Oops. The attachment in comment#166 includes the patch in #73, it is not incremental.

Thanks Howard,

I'll get this reviewed and tested this week.

Adam

Are there any testers for Natty, Oneiric for this issue? I'd like to try and get this one closed out.

Thanks
Adam

The fix for this bug has been awaiting testing feedback in the -proposed repository for oneiric for more than 90 days. Please test this fix and update the bug appropriately with the results. In the event that the fix for this bug is still not verified 15 days from now, the package will be removed from the -proposed repository.

See http://bugs.debian.org/368297 http://bugs.debian.org/658896 for an alternative patch to fix this bug that don't introduced any regression (LP: #1013798).
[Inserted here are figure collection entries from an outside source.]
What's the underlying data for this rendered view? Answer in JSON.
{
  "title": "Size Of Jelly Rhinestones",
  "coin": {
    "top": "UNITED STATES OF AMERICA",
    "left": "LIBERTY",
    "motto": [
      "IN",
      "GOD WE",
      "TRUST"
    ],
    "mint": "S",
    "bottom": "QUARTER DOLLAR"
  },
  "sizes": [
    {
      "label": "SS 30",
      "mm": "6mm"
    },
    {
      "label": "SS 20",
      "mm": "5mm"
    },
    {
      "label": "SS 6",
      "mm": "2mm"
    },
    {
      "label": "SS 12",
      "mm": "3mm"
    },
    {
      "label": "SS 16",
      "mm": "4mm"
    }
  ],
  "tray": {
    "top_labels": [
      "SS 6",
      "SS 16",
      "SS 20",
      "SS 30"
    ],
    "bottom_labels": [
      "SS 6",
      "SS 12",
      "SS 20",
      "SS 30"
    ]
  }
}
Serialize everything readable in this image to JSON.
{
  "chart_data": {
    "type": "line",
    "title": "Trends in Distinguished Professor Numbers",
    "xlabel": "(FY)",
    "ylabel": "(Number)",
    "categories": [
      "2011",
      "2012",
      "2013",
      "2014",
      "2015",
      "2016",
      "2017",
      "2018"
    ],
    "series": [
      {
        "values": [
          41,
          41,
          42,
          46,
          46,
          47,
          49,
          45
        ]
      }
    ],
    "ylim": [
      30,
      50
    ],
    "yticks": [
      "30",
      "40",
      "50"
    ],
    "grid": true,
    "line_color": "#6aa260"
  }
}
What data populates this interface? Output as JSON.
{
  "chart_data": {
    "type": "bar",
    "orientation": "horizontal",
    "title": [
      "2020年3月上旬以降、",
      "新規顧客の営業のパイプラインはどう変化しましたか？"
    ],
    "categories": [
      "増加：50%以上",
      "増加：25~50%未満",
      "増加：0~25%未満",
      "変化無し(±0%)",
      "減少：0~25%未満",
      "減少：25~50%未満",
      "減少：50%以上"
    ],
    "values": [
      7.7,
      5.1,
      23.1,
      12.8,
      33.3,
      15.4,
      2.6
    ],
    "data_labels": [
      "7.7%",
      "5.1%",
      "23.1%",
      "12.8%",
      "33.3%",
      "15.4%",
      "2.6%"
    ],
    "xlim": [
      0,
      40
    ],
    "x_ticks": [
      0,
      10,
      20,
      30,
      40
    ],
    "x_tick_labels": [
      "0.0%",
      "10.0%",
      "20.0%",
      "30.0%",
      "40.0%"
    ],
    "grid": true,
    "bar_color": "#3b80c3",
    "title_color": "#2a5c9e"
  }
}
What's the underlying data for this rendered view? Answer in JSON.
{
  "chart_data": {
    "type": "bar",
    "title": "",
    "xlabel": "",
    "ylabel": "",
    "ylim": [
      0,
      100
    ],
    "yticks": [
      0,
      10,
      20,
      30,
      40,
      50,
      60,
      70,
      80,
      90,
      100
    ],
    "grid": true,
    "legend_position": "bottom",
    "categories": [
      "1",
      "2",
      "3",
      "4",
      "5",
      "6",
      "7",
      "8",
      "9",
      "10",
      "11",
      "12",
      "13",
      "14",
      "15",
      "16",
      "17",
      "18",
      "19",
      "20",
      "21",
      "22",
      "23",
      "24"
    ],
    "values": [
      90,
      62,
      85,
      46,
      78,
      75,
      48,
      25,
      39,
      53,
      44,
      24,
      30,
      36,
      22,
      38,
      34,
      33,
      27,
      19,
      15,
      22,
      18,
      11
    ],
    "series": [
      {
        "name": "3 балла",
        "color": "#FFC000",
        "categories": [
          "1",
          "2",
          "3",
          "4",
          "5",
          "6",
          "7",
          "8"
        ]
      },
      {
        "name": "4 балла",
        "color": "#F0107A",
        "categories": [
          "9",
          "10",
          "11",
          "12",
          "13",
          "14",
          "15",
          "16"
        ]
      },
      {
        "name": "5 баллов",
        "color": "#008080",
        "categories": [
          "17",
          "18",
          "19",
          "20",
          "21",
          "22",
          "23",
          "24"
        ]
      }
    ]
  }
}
The patch applied to libgcrypt (no-global-init-thread-callbacks.diff) should be reverted and the following patch http://bugs.debian.org/cgi-bin/bugreport.cgi?msg=135;filename=fix-dropping-privileges-by-libgcrypt-secmem.diff;att=2;bug=368297 should be applied to OpenLDAP.

Actual comment on the Debian bug history with the patch and the explanation: http://bugs.debian.org/658896#104

Changes made above as per eol https://wiki.ubuntu.com/Releases

The libcrypt11 package was released for precise and lucid and marked won't fix for the others, so removing the verification-needed tag.